Matteucci, who in the meantime became friends with Father Eugenio Barsanti, abandoned hydraulics and he dedicated himself to mechanics, by entering a partnership with him.

Starting from 1851, Matteucci’s life is linked to that of the internal combustion engine which, together with Barsanti, designs, develops and tests. Together with his friend, he shares the vicissitudes, the hopes, the joys, the disappointments.
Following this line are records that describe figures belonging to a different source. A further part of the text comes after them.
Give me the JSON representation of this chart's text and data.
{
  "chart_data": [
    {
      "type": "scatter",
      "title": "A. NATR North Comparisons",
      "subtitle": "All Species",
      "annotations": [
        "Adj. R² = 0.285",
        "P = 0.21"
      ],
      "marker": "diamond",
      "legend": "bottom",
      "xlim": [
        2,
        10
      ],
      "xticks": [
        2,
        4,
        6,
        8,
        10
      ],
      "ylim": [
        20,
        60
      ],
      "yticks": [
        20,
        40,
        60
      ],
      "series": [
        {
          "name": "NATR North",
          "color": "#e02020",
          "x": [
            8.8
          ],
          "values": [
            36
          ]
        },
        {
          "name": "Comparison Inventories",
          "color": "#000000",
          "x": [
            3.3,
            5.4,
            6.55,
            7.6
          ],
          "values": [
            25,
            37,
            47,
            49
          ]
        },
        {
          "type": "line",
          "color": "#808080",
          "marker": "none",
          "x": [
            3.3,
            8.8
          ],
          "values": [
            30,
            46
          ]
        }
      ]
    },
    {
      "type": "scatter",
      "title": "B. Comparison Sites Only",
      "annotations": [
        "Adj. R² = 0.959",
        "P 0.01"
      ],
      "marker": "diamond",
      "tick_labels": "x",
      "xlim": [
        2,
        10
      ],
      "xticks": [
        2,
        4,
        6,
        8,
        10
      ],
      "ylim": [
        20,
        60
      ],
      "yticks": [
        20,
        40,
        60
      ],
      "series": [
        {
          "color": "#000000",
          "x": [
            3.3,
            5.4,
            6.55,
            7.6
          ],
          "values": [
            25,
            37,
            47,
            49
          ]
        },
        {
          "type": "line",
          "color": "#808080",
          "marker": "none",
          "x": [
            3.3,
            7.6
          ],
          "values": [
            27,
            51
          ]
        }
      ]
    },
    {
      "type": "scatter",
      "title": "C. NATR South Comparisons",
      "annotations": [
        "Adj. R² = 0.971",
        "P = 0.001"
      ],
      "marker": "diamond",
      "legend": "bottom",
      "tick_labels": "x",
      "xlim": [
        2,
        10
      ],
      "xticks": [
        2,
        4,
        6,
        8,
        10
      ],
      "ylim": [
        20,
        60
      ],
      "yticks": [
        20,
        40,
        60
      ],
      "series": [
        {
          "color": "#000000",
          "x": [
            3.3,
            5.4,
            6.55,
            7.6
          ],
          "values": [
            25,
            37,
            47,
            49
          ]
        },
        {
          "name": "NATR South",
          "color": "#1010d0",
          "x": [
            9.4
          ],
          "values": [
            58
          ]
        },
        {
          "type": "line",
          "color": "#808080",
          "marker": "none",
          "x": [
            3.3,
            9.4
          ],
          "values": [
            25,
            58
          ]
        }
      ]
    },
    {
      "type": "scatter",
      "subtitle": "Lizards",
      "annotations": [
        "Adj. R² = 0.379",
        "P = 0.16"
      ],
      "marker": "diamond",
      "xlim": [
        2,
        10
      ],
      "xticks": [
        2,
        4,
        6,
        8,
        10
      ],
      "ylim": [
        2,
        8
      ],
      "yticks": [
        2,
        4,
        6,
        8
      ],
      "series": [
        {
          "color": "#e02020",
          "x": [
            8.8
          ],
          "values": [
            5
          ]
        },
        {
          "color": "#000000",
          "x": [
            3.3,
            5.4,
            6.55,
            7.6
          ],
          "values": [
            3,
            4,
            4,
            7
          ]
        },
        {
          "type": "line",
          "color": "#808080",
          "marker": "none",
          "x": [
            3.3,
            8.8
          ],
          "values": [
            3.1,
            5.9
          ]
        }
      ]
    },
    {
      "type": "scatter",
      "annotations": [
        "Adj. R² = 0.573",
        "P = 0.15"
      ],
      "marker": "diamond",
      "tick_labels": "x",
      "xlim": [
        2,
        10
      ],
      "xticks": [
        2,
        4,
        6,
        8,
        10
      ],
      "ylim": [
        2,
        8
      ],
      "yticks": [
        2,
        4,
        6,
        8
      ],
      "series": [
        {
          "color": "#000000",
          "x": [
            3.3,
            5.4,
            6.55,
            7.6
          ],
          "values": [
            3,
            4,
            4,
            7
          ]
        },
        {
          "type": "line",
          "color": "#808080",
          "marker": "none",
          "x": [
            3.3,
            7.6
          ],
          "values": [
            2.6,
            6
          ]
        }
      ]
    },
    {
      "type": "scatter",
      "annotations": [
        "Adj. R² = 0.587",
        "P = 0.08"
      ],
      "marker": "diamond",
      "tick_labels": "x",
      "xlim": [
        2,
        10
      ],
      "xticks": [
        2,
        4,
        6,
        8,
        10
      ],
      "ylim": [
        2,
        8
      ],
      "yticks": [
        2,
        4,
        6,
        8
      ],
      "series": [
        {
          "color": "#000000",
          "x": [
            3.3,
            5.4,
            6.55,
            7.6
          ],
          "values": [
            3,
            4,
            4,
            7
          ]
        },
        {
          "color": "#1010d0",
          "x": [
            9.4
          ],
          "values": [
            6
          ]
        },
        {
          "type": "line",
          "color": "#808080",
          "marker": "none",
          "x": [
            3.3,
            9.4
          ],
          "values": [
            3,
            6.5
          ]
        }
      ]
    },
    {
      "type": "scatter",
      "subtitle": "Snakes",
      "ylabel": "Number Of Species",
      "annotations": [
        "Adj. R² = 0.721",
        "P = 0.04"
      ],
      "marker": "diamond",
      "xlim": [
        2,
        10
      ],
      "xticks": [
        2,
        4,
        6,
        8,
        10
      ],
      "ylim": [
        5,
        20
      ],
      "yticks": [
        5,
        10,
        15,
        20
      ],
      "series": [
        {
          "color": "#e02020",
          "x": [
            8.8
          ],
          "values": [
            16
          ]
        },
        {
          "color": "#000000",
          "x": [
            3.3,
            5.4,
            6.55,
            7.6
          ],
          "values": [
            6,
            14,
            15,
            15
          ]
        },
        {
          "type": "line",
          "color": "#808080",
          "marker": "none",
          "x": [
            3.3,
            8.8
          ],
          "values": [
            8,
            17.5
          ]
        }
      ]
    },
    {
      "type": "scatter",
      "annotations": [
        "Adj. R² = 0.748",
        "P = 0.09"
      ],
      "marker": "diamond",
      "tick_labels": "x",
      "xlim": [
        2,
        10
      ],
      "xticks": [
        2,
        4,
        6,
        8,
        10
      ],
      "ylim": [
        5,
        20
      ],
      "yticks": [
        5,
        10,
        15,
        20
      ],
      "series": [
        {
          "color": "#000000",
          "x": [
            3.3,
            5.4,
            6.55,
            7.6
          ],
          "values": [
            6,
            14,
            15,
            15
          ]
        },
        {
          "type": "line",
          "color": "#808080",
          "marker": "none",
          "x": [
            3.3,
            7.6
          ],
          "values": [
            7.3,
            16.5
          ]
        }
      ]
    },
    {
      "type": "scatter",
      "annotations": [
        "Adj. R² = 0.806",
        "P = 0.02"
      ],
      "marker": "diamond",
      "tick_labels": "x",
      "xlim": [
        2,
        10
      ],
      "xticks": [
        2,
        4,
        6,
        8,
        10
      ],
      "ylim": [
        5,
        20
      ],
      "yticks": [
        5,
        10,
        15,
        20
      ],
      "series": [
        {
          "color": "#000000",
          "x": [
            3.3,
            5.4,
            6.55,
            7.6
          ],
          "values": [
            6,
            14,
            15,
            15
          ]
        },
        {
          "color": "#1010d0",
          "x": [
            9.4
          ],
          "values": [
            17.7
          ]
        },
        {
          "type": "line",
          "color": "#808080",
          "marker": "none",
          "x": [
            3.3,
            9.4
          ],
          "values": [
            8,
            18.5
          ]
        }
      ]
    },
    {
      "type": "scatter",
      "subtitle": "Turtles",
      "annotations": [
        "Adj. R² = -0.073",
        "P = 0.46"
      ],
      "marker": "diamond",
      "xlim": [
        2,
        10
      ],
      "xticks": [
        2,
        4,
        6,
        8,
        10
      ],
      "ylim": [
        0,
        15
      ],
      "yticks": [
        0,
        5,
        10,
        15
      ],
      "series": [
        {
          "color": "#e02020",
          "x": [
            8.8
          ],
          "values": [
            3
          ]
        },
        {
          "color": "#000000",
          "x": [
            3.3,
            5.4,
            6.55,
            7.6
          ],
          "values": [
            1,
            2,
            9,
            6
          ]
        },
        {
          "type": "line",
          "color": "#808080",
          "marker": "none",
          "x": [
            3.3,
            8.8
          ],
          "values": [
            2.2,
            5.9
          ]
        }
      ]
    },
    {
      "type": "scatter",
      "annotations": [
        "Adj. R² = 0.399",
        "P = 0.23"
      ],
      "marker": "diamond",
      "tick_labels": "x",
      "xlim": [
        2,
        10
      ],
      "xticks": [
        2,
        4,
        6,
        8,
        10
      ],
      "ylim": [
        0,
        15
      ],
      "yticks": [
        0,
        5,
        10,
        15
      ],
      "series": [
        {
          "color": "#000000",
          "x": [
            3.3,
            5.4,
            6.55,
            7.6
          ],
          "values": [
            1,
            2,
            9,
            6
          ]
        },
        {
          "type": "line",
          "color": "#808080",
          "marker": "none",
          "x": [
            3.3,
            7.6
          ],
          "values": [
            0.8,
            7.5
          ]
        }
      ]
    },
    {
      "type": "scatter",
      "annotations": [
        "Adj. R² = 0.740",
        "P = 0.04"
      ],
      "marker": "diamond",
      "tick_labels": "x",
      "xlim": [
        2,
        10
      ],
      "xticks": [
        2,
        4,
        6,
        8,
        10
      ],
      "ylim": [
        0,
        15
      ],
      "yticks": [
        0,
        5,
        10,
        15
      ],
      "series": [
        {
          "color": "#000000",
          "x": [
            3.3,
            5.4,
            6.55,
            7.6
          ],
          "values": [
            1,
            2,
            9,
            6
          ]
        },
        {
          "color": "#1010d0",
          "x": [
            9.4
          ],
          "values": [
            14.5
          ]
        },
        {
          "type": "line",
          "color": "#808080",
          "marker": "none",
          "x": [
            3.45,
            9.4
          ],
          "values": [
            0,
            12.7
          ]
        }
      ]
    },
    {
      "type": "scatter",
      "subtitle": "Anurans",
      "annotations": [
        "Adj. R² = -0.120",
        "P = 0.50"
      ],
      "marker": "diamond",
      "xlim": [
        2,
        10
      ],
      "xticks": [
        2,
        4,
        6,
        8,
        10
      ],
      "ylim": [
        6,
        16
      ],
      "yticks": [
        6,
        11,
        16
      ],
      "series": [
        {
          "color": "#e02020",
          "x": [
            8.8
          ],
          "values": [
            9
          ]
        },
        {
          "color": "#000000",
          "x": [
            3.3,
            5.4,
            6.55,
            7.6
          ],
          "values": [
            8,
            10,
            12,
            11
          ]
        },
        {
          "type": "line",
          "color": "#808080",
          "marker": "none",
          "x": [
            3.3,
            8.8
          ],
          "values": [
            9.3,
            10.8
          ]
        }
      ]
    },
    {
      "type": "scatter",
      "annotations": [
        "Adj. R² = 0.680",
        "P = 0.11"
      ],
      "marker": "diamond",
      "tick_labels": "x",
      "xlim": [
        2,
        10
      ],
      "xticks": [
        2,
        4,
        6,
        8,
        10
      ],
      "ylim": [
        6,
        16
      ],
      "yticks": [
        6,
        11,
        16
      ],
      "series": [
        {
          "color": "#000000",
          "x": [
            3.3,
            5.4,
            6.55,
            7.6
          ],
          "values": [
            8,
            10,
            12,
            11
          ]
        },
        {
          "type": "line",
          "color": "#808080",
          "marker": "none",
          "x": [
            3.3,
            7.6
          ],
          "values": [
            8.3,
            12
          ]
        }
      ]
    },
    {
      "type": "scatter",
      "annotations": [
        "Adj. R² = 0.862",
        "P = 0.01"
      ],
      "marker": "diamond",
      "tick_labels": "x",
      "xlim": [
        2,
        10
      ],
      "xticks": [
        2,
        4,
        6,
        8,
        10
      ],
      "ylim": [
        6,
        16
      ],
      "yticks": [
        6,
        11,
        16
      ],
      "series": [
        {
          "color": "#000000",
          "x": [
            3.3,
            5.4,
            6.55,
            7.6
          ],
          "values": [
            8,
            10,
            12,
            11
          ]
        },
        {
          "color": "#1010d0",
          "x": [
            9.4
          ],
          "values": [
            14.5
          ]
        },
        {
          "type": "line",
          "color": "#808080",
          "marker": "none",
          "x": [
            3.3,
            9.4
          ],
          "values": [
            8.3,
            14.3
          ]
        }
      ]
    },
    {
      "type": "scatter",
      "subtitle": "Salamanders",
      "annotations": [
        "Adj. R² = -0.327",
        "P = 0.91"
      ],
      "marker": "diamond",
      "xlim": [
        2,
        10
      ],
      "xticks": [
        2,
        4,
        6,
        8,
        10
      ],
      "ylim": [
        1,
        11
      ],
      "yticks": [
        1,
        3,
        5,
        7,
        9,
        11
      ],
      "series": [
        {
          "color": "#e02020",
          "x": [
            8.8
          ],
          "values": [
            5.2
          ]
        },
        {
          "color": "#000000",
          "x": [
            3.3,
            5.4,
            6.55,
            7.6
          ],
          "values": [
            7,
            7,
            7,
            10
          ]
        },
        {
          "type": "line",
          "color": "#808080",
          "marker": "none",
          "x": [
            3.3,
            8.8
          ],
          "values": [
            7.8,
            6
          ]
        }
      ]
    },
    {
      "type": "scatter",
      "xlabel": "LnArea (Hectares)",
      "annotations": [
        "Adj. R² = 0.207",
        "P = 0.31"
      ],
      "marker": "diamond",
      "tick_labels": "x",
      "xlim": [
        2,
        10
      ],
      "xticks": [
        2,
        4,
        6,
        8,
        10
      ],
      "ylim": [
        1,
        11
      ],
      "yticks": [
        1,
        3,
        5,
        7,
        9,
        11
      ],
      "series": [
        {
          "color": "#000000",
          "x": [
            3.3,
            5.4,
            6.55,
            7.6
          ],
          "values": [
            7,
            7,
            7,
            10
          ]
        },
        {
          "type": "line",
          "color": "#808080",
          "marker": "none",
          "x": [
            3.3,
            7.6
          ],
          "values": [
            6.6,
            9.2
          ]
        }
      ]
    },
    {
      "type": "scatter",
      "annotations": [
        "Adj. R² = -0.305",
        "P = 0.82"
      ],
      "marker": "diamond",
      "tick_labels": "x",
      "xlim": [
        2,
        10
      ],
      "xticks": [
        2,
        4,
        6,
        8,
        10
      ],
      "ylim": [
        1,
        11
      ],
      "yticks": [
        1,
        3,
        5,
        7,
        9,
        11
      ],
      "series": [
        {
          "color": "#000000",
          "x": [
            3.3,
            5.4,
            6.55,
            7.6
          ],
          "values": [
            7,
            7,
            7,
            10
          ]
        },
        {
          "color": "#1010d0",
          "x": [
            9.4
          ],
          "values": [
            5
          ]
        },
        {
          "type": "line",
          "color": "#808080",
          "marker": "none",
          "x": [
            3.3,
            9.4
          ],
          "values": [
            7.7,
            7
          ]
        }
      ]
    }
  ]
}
The collaboration with Barsanti was interrupted between 1860 and 1862, due to a severe nervous breakdown. Two years later, in 1864, his friend died and, with the exception of some episodes and new disappointments, Matteucci abandoned his research on the internal combustion engine and devoted himself again to projects for hydraulic works; a few years later he was forced to interrupt his activity due to another nervous breakdown that accompanied him until his death, which took place on 13 September 1887 in his home in Vorno (LU).

He was buried in Campi Bisenzio, in the noble chapel of the villa which belonged to the Matteucci family, and originally owned by his wife Giulia Ramirez di Montalvo. A plaque, placed in 1932 on the facade of Palazzo Matteucci in Piazza del Giglio in Lucca, remembers the place of his birth.